Moroccan Stuffed Peppers are a vibrant and flavorful dish, combining aromatic spices, fresh vegetables, and hearty grains for a satisfying vegetarian lunch. Each pepper is a colorful vessel filled with a savory mix, perfect for a wholesome meal.

Moroccan Stuffed Peppers
40 minutes
Difficulty: Medium
Moroccan
400 kcal

Ingredients

  • Bell Peppers (red or yellow) - 2 large
  • Couscous - 100 grams
  • Chickpeas (canned, drained) - 200 grams
  • Red onion - 1 medium, finely chopped
  • Garlic - 2 cloves, minced
  • Zucchini - 1 small, diced
  • Carrot - 1 medium, diced
  • Olive oil - 2 tablespoons
  • Ground cumin - 1 teaspoon
  • Ground cinnamon - 1/2 teaspoon
  • Paprika - 1 teaspoon
  • Salt - to taste
  • Black pepper - to taste
  • Fresh parsley - 2 tablespoons, chopped
  • Lemon juice - 1 tablespoon

Steps

  1. Preheat the oven to 180°C (350°F).
  2. Cut the tops off the bell peppers and remove the seeds and membranes.
  3. In a saucepan, bring 250ml of water to a boil.

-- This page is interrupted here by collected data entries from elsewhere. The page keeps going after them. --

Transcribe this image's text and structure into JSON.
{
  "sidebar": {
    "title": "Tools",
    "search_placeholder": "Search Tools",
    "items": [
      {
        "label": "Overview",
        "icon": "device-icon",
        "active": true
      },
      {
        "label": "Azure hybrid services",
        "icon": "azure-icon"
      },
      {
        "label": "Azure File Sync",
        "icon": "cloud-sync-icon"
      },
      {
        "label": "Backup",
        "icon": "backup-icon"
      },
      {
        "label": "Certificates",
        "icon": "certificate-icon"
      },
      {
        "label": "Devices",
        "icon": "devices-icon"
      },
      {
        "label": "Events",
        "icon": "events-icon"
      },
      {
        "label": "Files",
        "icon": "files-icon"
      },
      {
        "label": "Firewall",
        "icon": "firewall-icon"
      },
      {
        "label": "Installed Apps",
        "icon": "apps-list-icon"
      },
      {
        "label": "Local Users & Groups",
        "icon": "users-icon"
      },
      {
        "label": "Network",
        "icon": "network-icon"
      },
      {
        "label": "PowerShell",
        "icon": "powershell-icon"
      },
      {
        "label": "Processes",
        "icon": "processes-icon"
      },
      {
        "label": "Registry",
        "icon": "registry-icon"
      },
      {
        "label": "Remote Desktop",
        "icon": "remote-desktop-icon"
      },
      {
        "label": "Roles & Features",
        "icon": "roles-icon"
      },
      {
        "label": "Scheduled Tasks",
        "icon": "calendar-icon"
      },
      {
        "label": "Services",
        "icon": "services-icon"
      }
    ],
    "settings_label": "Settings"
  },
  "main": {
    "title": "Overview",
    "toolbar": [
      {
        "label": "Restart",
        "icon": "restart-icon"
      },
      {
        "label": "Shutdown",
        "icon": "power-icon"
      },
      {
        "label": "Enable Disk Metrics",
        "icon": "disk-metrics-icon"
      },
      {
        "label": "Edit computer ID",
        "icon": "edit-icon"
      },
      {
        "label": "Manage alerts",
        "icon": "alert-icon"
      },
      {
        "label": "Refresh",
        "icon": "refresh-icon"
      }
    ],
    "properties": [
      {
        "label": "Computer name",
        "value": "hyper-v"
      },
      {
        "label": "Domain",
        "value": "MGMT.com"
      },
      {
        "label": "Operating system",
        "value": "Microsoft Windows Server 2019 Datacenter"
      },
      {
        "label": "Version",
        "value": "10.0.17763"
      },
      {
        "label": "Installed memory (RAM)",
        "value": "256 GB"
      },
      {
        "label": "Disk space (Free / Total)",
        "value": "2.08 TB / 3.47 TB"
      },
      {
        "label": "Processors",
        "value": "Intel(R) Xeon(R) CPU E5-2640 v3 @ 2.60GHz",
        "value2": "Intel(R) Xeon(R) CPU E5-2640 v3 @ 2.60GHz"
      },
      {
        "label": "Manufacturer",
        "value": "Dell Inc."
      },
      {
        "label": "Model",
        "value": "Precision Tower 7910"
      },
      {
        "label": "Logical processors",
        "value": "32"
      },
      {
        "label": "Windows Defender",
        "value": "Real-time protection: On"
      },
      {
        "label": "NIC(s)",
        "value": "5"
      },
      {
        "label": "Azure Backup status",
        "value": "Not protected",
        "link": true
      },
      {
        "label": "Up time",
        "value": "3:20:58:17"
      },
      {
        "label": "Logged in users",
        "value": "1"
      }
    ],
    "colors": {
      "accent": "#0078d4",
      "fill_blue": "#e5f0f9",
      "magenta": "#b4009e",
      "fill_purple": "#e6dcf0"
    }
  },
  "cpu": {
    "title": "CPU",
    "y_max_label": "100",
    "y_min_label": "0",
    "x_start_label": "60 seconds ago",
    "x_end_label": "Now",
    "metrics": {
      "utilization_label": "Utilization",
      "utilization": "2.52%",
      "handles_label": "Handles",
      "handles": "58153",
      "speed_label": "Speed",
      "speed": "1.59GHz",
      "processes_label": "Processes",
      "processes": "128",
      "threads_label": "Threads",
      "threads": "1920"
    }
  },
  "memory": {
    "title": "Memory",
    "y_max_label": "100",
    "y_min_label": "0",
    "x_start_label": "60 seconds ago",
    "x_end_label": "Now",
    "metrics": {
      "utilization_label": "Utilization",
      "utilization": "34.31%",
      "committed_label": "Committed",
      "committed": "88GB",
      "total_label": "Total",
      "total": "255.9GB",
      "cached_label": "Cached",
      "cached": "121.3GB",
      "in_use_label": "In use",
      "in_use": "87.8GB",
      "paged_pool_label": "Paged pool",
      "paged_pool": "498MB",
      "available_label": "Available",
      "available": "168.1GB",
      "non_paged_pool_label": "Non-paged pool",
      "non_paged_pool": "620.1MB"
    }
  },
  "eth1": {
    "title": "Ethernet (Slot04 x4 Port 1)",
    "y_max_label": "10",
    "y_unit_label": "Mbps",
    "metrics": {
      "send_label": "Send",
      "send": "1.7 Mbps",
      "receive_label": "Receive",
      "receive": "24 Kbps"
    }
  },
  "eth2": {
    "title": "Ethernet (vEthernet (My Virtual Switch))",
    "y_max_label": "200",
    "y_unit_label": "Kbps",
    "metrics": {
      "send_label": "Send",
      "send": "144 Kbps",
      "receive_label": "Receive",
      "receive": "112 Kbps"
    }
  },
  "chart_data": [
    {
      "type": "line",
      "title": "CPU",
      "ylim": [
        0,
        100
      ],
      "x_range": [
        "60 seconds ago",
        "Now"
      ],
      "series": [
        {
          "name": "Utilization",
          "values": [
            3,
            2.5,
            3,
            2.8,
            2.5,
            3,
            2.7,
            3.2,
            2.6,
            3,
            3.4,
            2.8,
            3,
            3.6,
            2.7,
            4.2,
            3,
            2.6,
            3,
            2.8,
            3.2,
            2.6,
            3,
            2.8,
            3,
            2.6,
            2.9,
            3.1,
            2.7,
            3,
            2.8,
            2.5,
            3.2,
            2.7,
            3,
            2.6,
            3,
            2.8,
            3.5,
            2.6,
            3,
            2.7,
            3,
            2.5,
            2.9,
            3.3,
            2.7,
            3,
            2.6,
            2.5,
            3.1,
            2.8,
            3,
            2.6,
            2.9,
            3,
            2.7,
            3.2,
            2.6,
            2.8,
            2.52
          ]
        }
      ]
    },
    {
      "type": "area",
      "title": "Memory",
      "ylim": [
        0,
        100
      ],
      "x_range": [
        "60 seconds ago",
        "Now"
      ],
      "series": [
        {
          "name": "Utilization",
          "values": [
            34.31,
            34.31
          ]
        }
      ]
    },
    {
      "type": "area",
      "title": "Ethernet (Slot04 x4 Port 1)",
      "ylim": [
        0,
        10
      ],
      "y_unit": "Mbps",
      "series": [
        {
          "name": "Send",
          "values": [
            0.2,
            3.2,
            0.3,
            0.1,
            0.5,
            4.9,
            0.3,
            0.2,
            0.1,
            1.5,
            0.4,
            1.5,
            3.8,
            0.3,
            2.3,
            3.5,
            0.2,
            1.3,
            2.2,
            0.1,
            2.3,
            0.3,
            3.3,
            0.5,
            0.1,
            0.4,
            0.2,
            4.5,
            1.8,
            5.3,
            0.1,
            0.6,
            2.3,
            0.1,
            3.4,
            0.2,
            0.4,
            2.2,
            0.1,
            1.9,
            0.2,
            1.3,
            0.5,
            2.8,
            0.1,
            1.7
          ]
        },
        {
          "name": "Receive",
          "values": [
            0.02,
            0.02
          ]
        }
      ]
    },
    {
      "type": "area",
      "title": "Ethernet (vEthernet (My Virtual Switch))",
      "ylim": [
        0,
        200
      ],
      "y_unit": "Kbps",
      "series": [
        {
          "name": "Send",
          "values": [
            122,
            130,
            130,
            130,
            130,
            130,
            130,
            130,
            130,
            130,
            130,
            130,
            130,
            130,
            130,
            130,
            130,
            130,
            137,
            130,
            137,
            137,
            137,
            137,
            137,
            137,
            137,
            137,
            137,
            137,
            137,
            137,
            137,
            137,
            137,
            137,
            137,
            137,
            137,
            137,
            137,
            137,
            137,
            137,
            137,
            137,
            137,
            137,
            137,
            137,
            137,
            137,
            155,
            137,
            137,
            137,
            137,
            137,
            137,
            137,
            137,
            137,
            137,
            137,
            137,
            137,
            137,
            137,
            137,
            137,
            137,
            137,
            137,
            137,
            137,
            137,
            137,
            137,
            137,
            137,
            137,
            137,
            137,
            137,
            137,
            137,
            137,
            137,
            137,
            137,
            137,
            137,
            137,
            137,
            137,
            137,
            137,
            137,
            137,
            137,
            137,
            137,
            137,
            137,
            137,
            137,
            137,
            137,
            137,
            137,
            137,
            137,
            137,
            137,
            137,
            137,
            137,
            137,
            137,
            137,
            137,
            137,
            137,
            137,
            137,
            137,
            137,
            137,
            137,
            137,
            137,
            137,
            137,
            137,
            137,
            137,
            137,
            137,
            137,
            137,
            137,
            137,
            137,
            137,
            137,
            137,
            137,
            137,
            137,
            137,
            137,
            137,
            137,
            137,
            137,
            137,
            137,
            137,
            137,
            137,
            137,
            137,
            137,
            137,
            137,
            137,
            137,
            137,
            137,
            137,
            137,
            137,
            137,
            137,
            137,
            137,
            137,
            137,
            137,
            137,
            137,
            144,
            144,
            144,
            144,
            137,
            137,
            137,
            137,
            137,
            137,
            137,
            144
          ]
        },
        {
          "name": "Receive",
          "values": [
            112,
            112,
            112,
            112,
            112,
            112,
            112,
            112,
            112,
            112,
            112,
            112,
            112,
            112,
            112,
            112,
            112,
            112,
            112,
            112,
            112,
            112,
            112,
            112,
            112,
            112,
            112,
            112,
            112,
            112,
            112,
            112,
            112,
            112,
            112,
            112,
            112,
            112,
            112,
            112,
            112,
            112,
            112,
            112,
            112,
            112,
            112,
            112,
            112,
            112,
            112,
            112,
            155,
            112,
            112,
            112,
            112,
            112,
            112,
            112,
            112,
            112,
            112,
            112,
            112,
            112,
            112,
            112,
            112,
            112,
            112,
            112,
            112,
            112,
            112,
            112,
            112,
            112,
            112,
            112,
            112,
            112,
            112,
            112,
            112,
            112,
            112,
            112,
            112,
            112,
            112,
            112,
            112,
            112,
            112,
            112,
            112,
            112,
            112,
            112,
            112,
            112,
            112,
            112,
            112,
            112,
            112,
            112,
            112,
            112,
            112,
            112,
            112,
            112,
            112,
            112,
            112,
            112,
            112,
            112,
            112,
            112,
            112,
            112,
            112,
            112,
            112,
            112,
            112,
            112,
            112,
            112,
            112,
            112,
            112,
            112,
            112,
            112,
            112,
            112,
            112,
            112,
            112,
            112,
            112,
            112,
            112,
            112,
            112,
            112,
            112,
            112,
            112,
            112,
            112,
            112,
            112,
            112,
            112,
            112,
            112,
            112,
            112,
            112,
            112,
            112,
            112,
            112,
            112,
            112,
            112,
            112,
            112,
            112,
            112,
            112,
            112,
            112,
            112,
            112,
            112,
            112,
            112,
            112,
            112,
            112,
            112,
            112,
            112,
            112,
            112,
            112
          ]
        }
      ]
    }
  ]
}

Add couscous, remove from heat, cover and let it sit for about 5 minutes.
  4. In a skillet, heat olive oil over medium heat. Add the chopped red onion and garlic, sautéing until the onion is translucent.
  5. Add the diced zucchini and carrot to the skillet, cooking until they are tender, about 5-7 minutes.
  6. Stir in the drained chickpeas, cumin, cinnamon, paprika, salt, and black pepper. Cook for another 2-3 minutes.
  7. Fluff the couscous with a fork and mix it into the vegetable mixture. Add chopped parsley and lemon juice; stir to combine.
  8. Stuff each bell pepper with the couscous mixture until they are generously filled.
  9. Place the stuffed peppers upright in a baking dish. Drizzle a little olive oil over the tops.
  10. Cover the dish with foil and bake in the preheated oven for 25 minutes. Remove the foil and bake for an additional 10 minutes until the peppers are tender.
  11. Remove from the oven and let cool slightly before serving.

Nutrition

  • Calories: 400
  • Protein: 15 g
  • Carbs: 60 g
  • Fiber: 15 g
  • Sugar: 6 g
  • Sodium: 500 mg
  • Cholesterol: 0 mg
  • Total Fat: 12 g
  • Saturated Fat: 1.5 g
  • Unsaturated Fat: 10.5 g
  • Water: 0.25 L

Health Benefits

  • Rich in fiber, promoting digestive health.
  • High in plant-based protein from chickpeas.